The low (or non-existent) sex drive
Our sex drives are complex. Many factors can influence desire. There are the short-term influences such as a long day with children or at work, a fight with a friend (or your partner), illness…And then there are long-term influences such as age (menopause), critical health issues, or continual, chronic stress.
If you’ve identified that your libido is down due to temporary annoyances, there is no need for concern. Desire has a natural ebb and flow, and no one expects us to be “on” all the time. It is helpful to explain to your man why you aren’t in the mood, all while reassuring him it isn’t him but you just need a good night’s sleep, for instance.
For a libido that seems to have extinguished itself and doesn’t appear to be returning, it is a good idea to check in with your doctor, especially if you are approaching the age of menopause. There are many natural and pharmaceutical therapies available to help mitigate the drop in our sex hormones. A doctor can review these with you to help you decide on the best course of action.

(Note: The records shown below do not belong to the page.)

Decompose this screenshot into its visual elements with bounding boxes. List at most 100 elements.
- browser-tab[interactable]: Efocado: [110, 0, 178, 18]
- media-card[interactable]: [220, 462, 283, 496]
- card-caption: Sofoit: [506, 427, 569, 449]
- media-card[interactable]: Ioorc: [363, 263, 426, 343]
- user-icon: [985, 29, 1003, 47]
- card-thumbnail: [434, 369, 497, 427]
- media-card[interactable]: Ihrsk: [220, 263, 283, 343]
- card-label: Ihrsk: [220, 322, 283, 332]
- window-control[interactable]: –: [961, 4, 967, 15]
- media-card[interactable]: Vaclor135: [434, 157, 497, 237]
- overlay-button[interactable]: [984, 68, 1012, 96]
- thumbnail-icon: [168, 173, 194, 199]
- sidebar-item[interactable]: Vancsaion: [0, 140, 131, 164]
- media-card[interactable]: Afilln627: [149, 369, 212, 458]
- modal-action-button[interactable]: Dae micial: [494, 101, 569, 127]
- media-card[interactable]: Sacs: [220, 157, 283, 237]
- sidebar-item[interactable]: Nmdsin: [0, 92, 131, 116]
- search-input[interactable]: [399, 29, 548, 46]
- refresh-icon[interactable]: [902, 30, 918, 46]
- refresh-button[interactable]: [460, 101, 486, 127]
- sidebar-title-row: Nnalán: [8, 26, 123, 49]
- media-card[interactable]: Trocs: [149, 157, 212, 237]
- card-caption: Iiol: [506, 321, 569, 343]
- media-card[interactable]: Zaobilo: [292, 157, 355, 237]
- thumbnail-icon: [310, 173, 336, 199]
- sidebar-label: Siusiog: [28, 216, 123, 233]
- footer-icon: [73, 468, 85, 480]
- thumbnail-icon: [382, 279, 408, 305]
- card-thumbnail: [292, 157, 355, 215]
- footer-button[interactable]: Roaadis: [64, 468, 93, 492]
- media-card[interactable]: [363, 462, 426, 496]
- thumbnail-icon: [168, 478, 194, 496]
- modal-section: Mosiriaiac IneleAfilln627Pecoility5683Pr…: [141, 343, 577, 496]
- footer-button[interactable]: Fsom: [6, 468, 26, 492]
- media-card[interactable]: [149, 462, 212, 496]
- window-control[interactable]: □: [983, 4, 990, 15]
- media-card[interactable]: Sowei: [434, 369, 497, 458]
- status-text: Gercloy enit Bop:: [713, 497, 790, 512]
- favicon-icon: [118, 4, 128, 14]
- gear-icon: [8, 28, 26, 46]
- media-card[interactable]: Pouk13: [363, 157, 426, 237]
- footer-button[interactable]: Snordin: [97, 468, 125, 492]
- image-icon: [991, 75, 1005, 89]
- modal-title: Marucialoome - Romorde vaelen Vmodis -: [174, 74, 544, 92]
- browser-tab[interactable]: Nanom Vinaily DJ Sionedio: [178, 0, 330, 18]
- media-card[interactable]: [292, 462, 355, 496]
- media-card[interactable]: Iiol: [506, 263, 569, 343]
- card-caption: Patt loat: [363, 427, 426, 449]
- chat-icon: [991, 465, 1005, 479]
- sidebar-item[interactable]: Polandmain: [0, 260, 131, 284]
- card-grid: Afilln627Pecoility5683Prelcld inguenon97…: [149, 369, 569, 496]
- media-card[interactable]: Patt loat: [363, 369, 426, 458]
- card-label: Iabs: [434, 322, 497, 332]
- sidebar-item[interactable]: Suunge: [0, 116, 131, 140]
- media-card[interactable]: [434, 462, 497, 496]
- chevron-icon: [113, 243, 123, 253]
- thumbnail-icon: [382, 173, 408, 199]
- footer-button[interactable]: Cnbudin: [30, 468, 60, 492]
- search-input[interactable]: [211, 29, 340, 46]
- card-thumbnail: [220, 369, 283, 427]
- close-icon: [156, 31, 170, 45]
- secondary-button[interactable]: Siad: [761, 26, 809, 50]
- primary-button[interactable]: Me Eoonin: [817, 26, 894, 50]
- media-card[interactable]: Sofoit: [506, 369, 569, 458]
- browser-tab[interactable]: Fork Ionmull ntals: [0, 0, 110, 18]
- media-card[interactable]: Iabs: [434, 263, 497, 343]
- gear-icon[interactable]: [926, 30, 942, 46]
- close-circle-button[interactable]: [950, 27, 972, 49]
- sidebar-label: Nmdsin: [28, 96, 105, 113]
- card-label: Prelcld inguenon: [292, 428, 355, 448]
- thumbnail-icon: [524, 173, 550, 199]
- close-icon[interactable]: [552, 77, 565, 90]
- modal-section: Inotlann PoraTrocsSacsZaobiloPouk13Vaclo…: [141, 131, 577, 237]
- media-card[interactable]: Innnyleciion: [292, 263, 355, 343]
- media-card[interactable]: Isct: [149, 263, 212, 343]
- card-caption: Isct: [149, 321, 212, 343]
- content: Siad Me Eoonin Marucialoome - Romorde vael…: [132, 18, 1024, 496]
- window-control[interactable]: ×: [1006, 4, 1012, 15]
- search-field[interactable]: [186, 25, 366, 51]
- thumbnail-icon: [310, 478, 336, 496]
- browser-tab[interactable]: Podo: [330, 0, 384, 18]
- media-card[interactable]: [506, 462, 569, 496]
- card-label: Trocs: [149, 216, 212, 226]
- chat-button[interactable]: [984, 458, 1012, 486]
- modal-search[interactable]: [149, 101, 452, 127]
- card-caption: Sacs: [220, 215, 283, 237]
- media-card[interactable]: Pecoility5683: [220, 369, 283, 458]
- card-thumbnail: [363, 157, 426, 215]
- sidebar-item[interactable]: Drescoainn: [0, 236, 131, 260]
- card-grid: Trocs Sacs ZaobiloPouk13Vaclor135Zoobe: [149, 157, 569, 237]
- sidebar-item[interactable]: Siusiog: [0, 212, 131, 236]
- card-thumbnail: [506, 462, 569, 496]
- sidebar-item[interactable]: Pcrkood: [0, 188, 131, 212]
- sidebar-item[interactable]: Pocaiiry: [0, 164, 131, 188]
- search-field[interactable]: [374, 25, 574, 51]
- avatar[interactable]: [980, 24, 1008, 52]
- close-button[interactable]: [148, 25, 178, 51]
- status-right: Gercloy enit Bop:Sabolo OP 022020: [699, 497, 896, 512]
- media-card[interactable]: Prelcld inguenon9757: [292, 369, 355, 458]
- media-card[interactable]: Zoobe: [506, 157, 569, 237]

If hormonal changes are not the cause of a reduction in desire, it might be a wise to take a personal inventory. Is your diminished desire due to a struggle with your self-image? A breakdown in communication with your partner? Feeling unsupported in certain areas of your life? Are you sensing a rut in your routine? Unpacking stressors with the help of a professional therapist would be a productive way towards rediscovering your sexuality and all of its pleasures.
Make time for sex. You won’t regret it.
We all have a lot on our plates, between work, family, community commitments and social obligations. It can be all too easy to delay or forget the wonderful and life-enhancing benefits to a pleasure-filled sex life. But that would be an error. Don’t make the mistake of short-changing yourself by putting lovemaking on the back burner. The lift you will get from a satisfying session under the sheets with the man you love will transfer over into all other areas of your life. Make time for these intimate, connecting moments. You are worth it, and so is the man you love.